BVU proposing to eliminate nine vacant positions, former CEO’s severance package detailed

BVU proposing to eliminate nine vacant positions, former CEO's severance package detailed (Image 1)
BVU proposing to eliminate nine vacant positions, former CEO's severance package detailed (Image 1)

While the Washington County Sheriff’s Office and Commonwealth Attorney’s Office continue to investigate Bristol Virginia Utilities for alleged misuse of public funds, BVU Interim President and CEO Michael Bundy says he hopes to eliminate nine vacant positions within the public utility, three of them at the vice presidential level, to save rate payers more than $1 million.
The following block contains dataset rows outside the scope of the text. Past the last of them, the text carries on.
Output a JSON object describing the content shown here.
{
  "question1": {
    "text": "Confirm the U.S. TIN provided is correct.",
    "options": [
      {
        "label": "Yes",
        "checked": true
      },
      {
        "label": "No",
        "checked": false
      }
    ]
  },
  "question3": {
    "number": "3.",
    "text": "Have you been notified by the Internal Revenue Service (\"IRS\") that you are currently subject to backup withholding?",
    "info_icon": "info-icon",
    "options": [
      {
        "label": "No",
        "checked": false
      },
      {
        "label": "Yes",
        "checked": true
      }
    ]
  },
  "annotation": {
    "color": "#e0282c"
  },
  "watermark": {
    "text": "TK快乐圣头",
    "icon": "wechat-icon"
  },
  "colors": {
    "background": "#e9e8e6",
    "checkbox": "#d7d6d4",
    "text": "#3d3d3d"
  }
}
According to Bundy, he’s made a wide range of changes since taking over back in August. In addition to proposed job cuts, he says the utility has decreased overtime by 22% resulting in $165,000 in savings. That’s on top of the $170,000 in credit card savings expected this year, Bundy said.

All of the reductions come at a time when investigators are looking into BVU’s history of questionable expenses, which include plenty of food purchases at local restaurants. That investigation, which started late last year, has many customers questioning the utility’s past. However, Bundy says he is now focused on the future.

“It’s been since June of 2008 that BVU had a BVU electric rate increase and the only way we’re going to be able to continue that trend is to be looking under every rock, looking behind every door and finding every rate payer dollar we can in order to squeeze that savings back out,” Bundy said.

As we’re learning more about the future, we’re also learning more about BVU’s past, which includes how much the utility paid former CEO Wes Rosenbalm when he resigned abruptly last September. According to his severance agreement, Rosenbalm collected $269,420. That included a $202,758 single payment (the equivalent of one year’s salary), $50,690 for vacation and sick leave and a monthly payment of $1,330.99 for a year to cover Rosenbalm and his family’s COBRA health insurance policy.

As part of the agreement, BVU Attorney Walt Bressler said the board also forgave a $20,000 loan Rosenbalm previously took out through the utility’s employee loan program and let him keep his iPad and iPhone. In addition, both Rosenbalm and BVU agreed they would not disclose the substance of the negotiations leading up to his departure.